Cheltenham and Gloucester Cricket Year 2004
Lavish in presentation, compelling in style and comprehensive in breadth, the Cheltenham & Gloucester Cricket Year 2004 features reports from professional cricketers and commentators around the world. Topics include the winter tours to Bangladesh, Sri Lanka and the West Indies, the npower Test against New Zealand, and the NatWest series. Aggers also writes on topical cricketing stories, ranging from Steve Waugh's resignation early in the season to the continuing controversy about politics and cricket. It features every international series taking place this year to the end of the English season in the autumn.
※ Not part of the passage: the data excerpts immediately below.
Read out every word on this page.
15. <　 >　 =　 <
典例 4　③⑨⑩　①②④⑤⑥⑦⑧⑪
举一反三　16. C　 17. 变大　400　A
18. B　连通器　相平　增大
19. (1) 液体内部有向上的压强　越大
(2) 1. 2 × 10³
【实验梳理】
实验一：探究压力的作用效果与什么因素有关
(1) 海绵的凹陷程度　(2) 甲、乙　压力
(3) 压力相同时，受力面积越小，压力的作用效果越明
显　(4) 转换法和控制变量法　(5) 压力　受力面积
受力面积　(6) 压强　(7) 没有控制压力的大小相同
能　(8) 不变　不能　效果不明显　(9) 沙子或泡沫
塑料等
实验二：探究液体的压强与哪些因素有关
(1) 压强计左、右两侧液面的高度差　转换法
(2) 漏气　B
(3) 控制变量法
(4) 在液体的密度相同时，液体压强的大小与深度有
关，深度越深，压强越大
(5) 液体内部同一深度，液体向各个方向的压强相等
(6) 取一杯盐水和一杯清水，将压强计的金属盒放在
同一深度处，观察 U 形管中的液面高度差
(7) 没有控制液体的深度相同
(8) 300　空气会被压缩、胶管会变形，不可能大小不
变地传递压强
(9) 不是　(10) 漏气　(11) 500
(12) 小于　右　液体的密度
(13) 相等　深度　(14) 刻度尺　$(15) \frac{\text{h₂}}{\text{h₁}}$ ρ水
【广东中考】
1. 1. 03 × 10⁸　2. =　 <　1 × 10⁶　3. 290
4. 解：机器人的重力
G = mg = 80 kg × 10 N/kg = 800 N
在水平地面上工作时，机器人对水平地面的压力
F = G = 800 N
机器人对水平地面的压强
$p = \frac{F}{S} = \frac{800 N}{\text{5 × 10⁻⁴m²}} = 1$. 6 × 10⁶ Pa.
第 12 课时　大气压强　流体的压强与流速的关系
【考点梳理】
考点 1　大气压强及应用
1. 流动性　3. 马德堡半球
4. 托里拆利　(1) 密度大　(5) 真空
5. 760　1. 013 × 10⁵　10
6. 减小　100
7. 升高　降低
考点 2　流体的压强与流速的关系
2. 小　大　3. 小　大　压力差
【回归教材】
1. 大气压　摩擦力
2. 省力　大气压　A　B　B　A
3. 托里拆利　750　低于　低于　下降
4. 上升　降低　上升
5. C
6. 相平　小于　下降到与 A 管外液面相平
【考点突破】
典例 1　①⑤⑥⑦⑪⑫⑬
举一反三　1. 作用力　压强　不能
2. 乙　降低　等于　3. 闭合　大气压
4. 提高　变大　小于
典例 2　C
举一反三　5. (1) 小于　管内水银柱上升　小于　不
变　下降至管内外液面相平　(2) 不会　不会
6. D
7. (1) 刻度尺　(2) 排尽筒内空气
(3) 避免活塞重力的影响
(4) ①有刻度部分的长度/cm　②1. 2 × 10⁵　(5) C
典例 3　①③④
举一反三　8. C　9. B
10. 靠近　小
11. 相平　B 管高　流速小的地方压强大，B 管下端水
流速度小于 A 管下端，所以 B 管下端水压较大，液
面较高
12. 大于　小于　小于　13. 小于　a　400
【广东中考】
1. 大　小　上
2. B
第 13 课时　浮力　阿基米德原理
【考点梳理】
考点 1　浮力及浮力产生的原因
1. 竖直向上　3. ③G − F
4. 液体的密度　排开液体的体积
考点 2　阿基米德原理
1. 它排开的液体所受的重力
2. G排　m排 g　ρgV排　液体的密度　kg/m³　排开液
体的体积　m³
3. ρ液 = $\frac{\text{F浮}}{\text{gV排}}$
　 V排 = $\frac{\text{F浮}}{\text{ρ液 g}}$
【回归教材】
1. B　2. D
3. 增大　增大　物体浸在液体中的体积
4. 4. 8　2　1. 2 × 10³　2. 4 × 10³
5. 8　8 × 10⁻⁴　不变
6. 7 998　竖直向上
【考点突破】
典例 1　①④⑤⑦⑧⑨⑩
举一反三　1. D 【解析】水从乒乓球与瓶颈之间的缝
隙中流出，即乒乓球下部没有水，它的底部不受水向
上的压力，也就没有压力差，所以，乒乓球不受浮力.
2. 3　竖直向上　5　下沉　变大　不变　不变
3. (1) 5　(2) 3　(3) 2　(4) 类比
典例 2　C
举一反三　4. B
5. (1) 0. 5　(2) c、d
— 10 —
Much of the book focuses on English cricket, and fact files are provided for all the County Cricket clubs, while photographs bring the highlights of the season to life. The Cheltenham & Gloucester Cricket Year is essential reading for all cricket enthusiasts.
- Hardback | 320 pages
- 189 x 246mm
- 15 Nov 2004
- Bloomsbury Publishing PLC
- London, United Kingdom
- illustrations (some color)
'This annual is always a winner... Essential reading for all cricket enthusiasts, the yearbook is always worth having in stock.' Publishing News 'Stealing a six month march on Wisden, this comprehensive annual usually finds its way onto most cricket fans' Christmas lists. In a pretty thin year for books about sport, its appeal should be even greater than usual.' The Bookseller 'An invaluable record of every First-Class match played around the world.' Daily Mail 'Eye-catching and comprehensive.' The Times
About Jonathan Agnew
Jonathan Agnew was raised on a farm in Lincolnshire and attended Uppingham School before becoming a professional cricketer. He made his debut for Leicestershire in 1978 and represented England in three Tests and three One-Day Internationals in 1984-85. Despite being one of the country's most consistent wicket-takers, Agnew was continuously overlooked by the selectors and, in frustration, retired in 1990 to become the cricket correspondent of Today newspaper. Agnew became BBC cricket correspondent in 1991. He was voted 'Best Radio Reporter' in 1992, and has published two books. This is his sixth year as Editor of the Cricket Year. He has two daughters from a previous marriage and now lives with his wife, Emma, two stepchildren and two labradors, Curtly and Klusener, in rural Leicestershire.